Clean air comes at a price, but surges in gas prices could cost families much more at the pump.
"The oil industry can use these alleged shortages, these shutdown to really take advantage of the market," said oil industry critic Charles Langley with the consumer group UCAN.
Langley is talking about the annual transition from Winter to Summer blend of gas that is sold at California gas stations.
"Our concern is what we're seeing right now, unless prices immediately reverse, is a Super Spike," said Langley.
Wholesale prices paid by San Diego independent stations are up 47 cents a gallon since Monday. When those independent dealers run out of their current supply of fuel and fill up with more expensive gas, the price at the pump will climb.
The summer blend provides cleaner burning fuel and cuts down on air pollution. But to create the special fuel, California oil refineries must transition into a more expensive brand of fuel.
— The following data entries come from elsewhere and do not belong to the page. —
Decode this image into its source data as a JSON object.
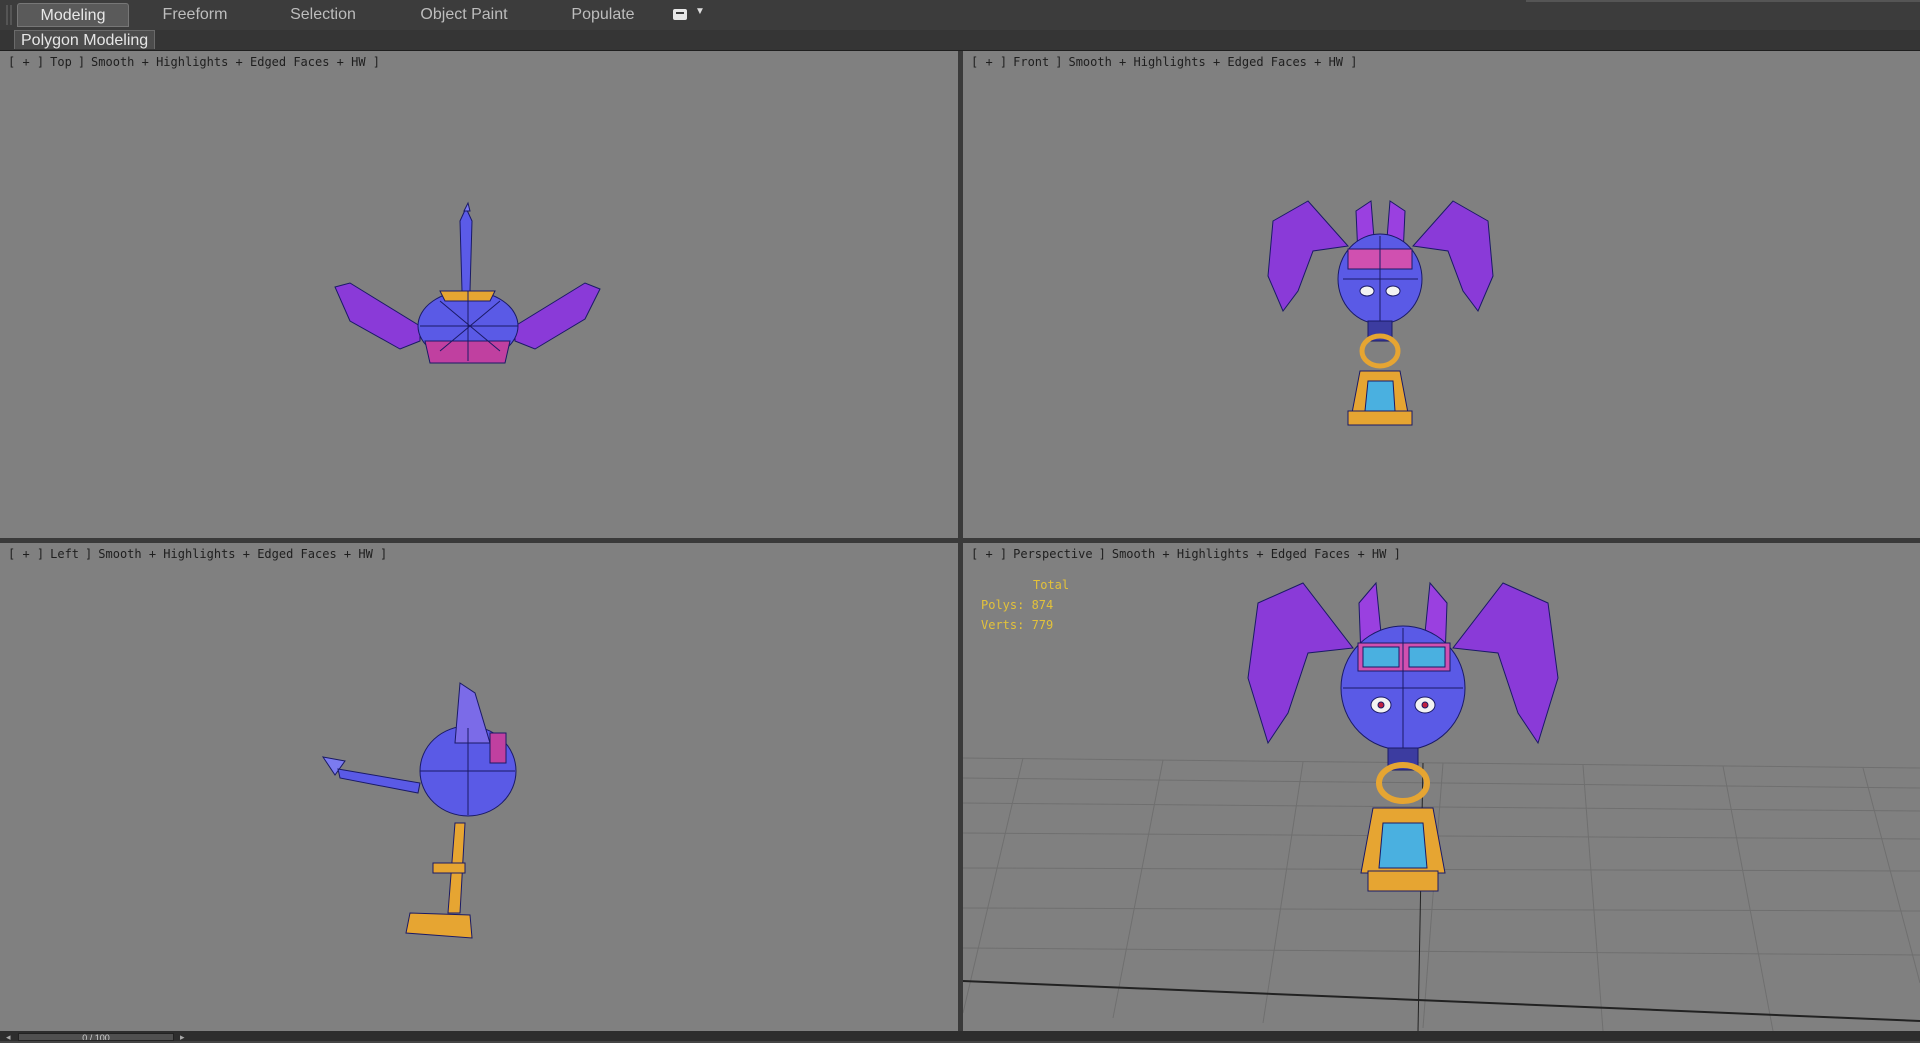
{
  "ribbon": {
    "tabs": [
      {
        "label": "Modeling",
        "active": true
      },
      {
        "label": "Freeform",
        "active": false
      },
      {
        "label": "Selection",
        "active": false
      },
      {
        "label": "Object Paint",
        "active": false
      },
      {
        "label": "Populate",
        "active": false
      }
    ],
    "panel_label": "Polygon Modeling"
  },
  "viewports": {
    "top": {
      "parts": [
        "[ + ]",
        "Top",
        "]",
        "Smooth + Highlights + Edged Faces + HW ]"
      ]
    },
    "front": {
      "parts": [
        "[ + ]",
        "Front",
        "]",
        "Smooth + Highlights + Edged Faces + HW ]"
      ]
    },
    "left": {
      "parts": [
        "[ + ]",
        "Left",
        "]",
        "Smooth + Highlights + Edged Faces + HW ]"
      ]
    },
    "perspective": {
      "parts": [
        "[ + ]",
        "Perspective",
        "]",
        "Smooth + Highlights + Edged Faces + HW ]"
      ],
      "stats": {
        "title": "Total",
        "polys": "Polys: 874",
        "verts": "Verts: 779"
      }
    }
  },
  "timeline": {
    "slider_text": "0 / 100"
  },
  "colors": {
    "viewport_bg": "#808080",
    "stats_text": "#e3c23a",
    "model_body": "#5a5ae6",
    "model_wing": "#8a2be2",
    "model_lantern": "#e6a532"
  }
}
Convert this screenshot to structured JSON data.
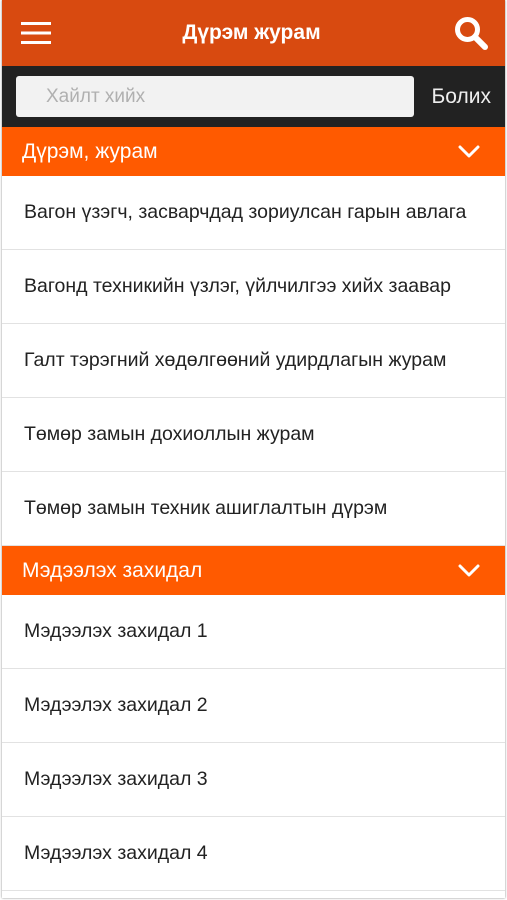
{
  "appbar": {
    "title": "Дүрэм журам",
    "menu_icon": "hamburger-menu-icon",
    "search_icon": "search-icon",
    "bg_color": "#D84A10"
  },
  "search": {
    "placeholder": "Хайлт хийх",
    "value": "",
    "cancel_label": "Болих"
  },
  "sections": [
    {
      "title": "Дүрэм, журам",
      "expanded": true,
      "items": [
        "Вагон үзэгч, засварчдад зориулсан гарын авлага",
        "Вагонд техникийн үзлэг, үйлчилгээ хийх заавар",
        "Галт тэрэгний хөдөлгөөний удирдлагын журам",
        "Төмөр замын дохиоллын журам",
        "Төмөр замын техник ашиглалтын дүрэм"
      ]
    },
    {
      "title": "Мэдээлэх захидал",
      "expanded": true,
      "items": [
        "Мэдээлэх захидал 1",
        "Мэдээлэх захидал 2",
        "Мэдээлэх захидал 3",
        "Мэдээлэх захидал 4"
      ]
    }
  ],
  "colors": {
    "section_header": "#FF5A00",
    "search_bar": "#222222",
    "divider": "#e2e2e2"
  }
}
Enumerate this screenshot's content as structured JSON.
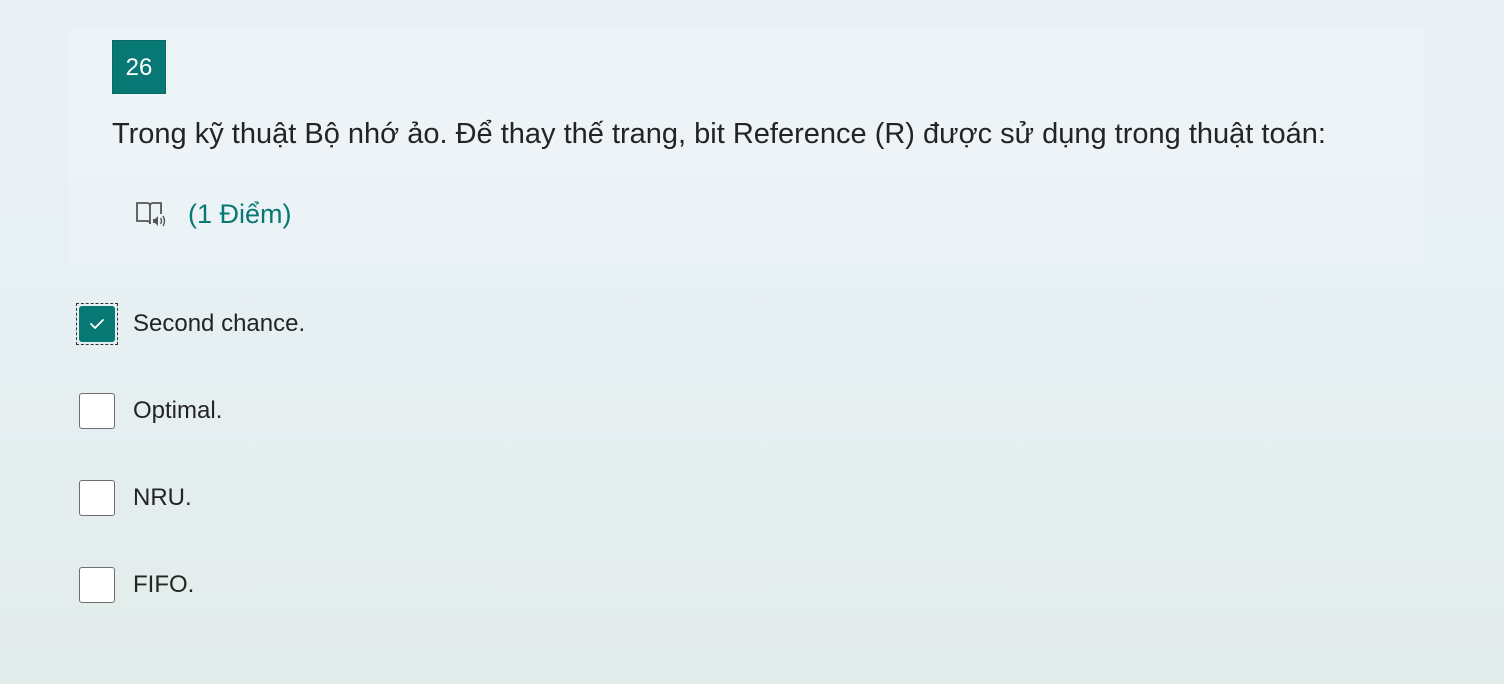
{
  "question": {
    "number": "26",
    "text": "Trong kỹ thuật Bộ nhớ ảo. Để thay thế trang, bit Reference (R) được sử dụng trong thuật toán:",
    "points": "(1 Điểm)",
    "reader_icon": "immersive-reader-icon"
  },
  "options": [
    {
      "label": "Second chance.",
      "checked": true
    },
    {
      "label": "Optimal.",
      "checked": false
    },
    {
      "label": "NRU.",
      "checked": false
    },
    {
      "label": "FIFO.",
      "checked": false
    }
  ],
  "colors": {
    "accent": "#077873",
    "text": "#242424"
  }
}
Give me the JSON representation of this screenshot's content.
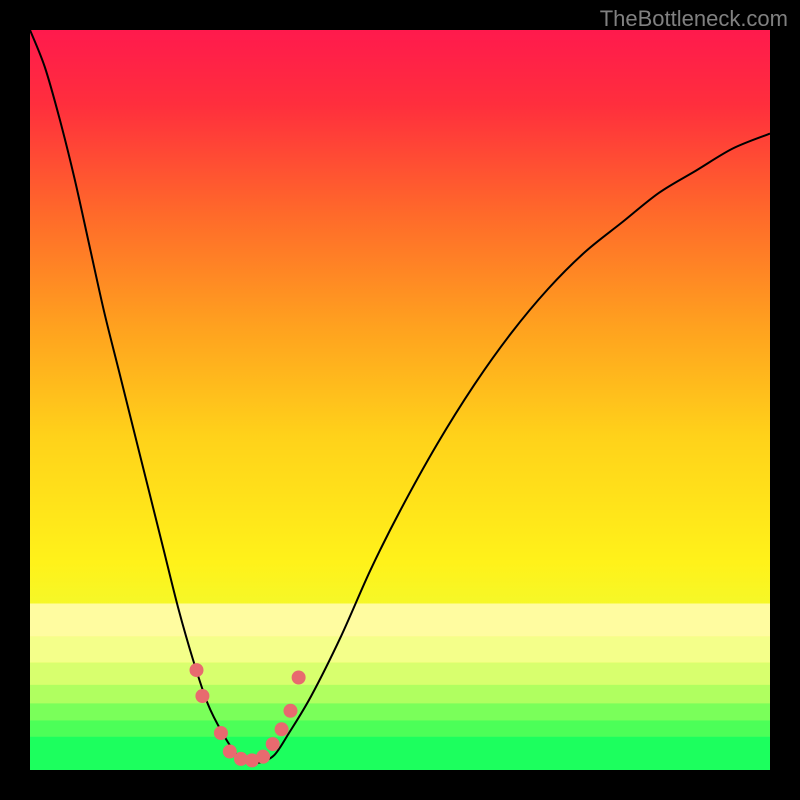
{
  "watermark": "TheBottleneck.com",
  "chart_data": {
    "type": "line",
    "title": "",
    "xlabel": "",
    "ylabel": "",
    "xlim": [
      0,
      100
    ],
    "ylim": [
      0,
      100
    ],
    "background_gradient": {
      "stops": [
        {
          "offset": 0.0,
          "color": "#ff1a4d"
        },
        {
          "offset": 0.1,
          "color": "#ff2e3d"
        },
        {
          "offset": 0.25,
          "color": "#ff6a2a"
        },
        {
          "offset": 0.4,
          "color": "#ffa11f"
        },
        {
          "offset": 0.55,
          "color": "#ffd21a"
        },
        {
          "offset": 0.72,
          "color": "#fff21a"
        },
        {
          "offset": 0.85,
          "color": "#e8ff3a"
        },
        {
          "offset": 0.92,
          "color": "#a0ff6a"
        },
        {
          "offset": 1.0,
          "color": "#1aff66"
        }
      ]
    },
    "bottom_bands": [
      {
        "y": 77.5,
        "height": 4.5,
        "color": "#fffca0"
      },
      {
        "y": 82.0,
        "height": 3.5,
        "color": "#f4ff8a"
      },
      {
        "y": 85.5,
        "height": 3.0,
        "color": "#d8ff6e"
      },
      {
        "y": 88.5,
        "height": 2.5,
        "color": "#b0ff60"
      },
      {
        "y": 91.0,
        "height": 2.3,
        "color": "#7aff5a"
      },
      {
        "y": 93.3,
        "height": 2.2,
        "color": "#4cff58"
      },
      {
        "y": 95.5,
        "height": 4.5,
        "color": "#1cff5e"
      }
    ],
    "curve": {
      "x": [
        0,
        2,
        4,
        6,
        8,
        10,
        12,
        14,
        16,
        18,
        20,
        22,
        24,
        26,
        28,
        29.5,
        31,
        33,
        35,
        38,
        42,
        46,
        50,
        55,
        60,
        65,
        70,
        75,
        80,
        85,
        90,
        95,
        100
      ],
      "y": [
        100,
        95,
        88,
        80,
        71,
        62,
        54,
        46,
        38,
        30,
        22,
        15,
        9,
        5,
        2,
        1,
        1,
        2,
        5,
        10,
        18,
        27,
        35,
        44,
        52,
        59,
        65,
        70,
        74,
        78,
        81,
        84,
        86
      ]
    },
    "markers": [
      {
        "x": 22.5,
        "y": 13.5
      },
      {
        "x": 23.3,
        "y": 10.0
      },
      {
        "x": 25.8,
        "y": 5.0
      },
      {
        "x": 27.0,
        "y": 2.5
      },
      {
        "x": 28.5,
        "y": 1.5
      },
      {
        "x": 30.0,
        "y": 1.3
      },
      {
        "x": 31.5,
        "y": 1.8
      },
      {
        "x": 32.8,
        "y": 3.5
      },
      {
        "x": 34.0,
        "y": 5.5
      },
      {
        "x": 35.2,
        "y": 8.0
      },
      {
        "x": 36.3,
        "y": 12.5
      }
    ],
    "marker_style": {
      "color": "#e86a6f",
      "radius_px": 7
    }
  }
}
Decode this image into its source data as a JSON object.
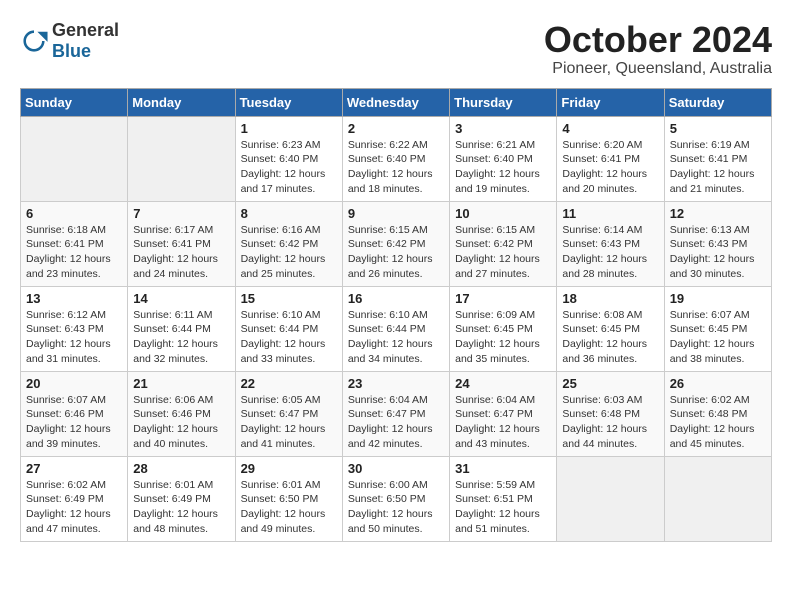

Some oil companies will use the transition to perform routine maintenance.
But whatever the reason, the price at the pump is climbing fast and drivers aren't happy about it.
"I can't afford to keep pumping fuel in this truck," said Jim Gough, who uses his pickup truck for work.
Scott Ash says every time he drives into a gas station, he's paying more to fill up.
"You just have to grin and bare it," he said.
But Charles Langley says drivers won't be grinning when they see prices start climbing a nickel a day.
"A lot of gas buyers are going to go into sticker shock," said Langley. He predicts average gas prices will go above $4 a gallon within the next two weeks.